Romain a réalisé un profit de 80 000 € en 14 mois en n’engageant que 40 000 € de trésorerie personnelle, grâce à 50 000 € de lombard complémentaire. Le ROI sur ses capitaux propres est spectaculaire. Et son AV reste intacte pour la prochaine opération.
Les risques spécifiques du lombard marchand de biens
Le risque de mévente ou de délai de vente all ongé
Si l’appartement rénové ne se vend pas dans le délai prévu, les mensualités lombard continuent de courir. Un délai de vente de 12 mois supplémentaires sur une opération prévue en 18 mois double les intérêts lombard. Assurez-vous d’avoir une estimation réaliste du temps de vente dans votre zone géographique.
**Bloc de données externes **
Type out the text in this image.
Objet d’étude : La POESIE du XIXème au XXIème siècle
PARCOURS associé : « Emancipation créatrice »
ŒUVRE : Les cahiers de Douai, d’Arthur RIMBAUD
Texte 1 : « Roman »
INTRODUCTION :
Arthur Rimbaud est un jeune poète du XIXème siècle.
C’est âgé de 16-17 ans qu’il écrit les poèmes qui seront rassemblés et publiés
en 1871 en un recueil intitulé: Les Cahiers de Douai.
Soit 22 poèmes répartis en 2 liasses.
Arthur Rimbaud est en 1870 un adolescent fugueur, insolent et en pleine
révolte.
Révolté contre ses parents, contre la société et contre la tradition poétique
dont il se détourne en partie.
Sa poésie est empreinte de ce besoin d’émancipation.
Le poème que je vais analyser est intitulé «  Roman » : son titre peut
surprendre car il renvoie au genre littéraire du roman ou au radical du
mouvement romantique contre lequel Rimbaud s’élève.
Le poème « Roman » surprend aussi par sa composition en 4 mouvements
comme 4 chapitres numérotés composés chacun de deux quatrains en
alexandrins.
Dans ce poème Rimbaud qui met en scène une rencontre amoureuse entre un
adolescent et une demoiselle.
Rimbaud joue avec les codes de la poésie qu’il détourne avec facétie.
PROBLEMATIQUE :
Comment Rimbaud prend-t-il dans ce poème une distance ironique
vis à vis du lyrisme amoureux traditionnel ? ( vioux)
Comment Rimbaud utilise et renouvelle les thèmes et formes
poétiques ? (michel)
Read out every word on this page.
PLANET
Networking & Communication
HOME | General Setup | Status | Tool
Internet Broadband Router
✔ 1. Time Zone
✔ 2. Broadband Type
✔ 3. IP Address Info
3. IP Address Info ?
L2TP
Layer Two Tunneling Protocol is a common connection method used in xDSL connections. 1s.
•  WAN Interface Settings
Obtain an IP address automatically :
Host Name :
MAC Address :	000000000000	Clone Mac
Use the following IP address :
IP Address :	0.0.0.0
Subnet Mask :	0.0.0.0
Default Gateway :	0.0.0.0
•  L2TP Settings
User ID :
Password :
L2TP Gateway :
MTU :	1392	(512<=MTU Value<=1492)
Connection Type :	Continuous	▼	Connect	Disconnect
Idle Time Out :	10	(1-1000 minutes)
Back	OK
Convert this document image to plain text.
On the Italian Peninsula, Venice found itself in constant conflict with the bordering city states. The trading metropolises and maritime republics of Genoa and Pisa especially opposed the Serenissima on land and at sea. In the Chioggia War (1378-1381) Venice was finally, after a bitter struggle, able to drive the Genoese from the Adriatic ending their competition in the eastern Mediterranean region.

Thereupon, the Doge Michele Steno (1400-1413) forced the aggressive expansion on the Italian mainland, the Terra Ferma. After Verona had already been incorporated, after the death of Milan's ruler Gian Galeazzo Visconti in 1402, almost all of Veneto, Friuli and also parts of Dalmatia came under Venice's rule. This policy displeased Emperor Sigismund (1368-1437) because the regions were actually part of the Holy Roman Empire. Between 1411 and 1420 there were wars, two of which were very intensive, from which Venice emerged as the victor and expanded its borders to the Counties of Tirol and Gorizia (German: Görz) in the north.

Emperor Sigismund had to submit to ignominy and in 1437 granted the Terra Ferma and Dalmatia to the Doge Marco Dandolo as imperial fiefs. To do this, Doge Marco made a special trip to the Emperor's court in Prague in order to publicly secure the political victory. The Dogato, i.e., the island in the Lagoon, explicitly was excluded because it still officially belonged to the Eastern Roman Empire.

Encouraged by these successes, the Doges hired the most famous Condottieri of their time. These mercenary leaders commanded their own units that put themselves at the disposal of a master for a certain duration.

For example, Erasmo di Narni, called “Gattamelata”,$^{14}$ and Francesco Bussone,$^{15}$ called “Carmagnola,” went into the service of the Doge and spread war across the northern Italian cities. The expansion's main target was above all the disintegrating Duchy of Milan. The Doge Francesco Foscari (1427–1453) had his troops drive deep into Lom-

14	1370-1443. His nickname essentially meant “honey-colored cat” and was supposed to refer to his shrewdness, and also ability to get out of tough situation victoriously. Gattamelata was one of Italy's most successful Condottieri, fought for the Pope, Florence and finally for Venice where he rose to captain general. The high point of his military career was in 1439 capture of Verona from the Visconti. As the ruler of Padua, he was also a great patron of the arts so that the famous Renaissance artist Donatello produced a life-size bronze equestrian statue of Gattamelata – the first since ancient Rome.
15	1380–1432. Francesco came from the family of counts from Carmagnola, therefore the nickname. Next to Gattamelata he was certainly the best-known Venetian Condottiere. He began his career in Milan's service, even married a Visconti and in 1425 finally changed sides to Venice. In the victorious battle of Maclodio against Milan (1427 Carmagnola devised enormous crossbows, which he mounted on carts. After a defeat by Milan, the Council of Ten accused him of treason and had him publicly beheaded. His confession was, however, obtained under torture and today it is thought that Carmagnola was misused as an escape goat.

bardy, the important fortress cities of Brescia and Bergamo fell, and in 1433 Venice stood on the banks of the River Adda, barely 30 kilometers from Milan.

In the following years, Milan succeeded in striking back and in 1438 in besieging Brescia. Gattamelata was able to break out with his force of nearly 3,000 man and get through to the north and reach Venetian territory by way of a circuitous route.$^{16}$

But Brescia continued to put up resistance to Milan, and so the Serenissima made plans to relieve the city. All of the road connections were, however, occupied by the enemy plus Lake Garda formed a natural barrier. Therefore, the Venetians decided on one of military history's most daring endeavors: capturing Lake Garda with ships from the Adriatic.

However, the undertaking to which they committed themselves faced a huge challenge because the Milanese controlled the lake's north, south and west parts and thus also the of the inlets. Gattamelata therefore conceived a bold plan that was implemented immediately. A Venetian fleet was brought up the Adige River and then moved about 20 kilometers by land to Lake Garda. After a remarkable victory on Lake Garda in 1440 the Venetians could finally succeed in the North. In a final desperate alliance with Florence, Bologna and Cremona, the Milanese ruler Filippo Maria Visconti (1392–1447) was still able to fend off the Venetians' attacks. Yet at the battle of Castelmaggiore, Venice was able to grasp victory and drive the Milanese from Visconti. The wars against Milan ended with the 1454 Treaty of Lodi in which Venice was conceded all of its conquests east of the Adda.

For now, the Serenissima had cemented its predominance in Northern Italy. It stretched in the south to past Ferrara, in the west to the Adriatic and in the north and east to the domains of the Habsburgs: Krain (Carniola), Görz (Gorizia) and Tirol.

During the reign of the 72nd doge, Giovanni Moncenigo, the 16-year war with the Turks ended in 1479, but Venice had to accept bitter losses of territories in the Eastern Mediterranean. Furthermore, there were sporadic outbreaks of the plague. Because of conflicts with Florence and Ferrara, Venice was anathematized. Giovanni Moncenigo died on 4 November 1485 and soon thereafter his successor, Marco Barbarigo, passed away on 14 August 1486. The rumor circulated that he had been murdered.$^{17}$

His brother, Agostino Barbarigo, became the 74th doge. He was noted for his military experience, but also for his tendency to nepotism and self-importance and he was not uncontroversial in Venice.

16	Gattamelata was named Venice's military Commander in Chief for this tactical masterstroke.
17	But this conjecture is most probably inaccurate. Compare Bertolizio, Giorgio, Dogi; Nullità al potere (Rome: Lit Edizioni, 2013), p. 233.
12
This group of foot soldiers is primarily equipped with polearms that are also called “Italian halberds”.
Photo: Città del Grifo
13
Le risque de dépassement du budget travaux
Un dépassement de 20 à 30 % sur le budget travaux (fréquent dans l’immobilier ancien) peut nécessiter un lombard complémentaire ou réduire la marge. Prévoyez toujours une réserve de 15 à 20 % sur le budget travaux.
Le LTV élevé lié à la courte durée
Pour les opérations courtes (moins de 18 mois), le LTV peut être légèrement plus élevé qu’habituellement (jusqu’à 50 % accepté par Pledger dans certains cas) compte tenu de la visibilité sur la sortie. Cependant, maintenez toujours une marge de sécurité suffisante.
Conclusion : le lombard, accélérateur des opérations immobilières actives
Pour le marchand de biens actif, le crédit lombard est l’outil qui transforme l’épargne passive (l’AV qui capitalise) en levier actif (capital disponible pour les opérations). Il permet de multiplier les opérations simultanées sans augmenter le capital engagé, et de réagir rapidement aux meilleures opportunités du marché.
La condition : des opérations bien sélectionnées (emplacement, prix d’achat négocié, travaux maîtrises, marché de revente actif) et un LTV lombard conservateur pour préserver la sécurité financière.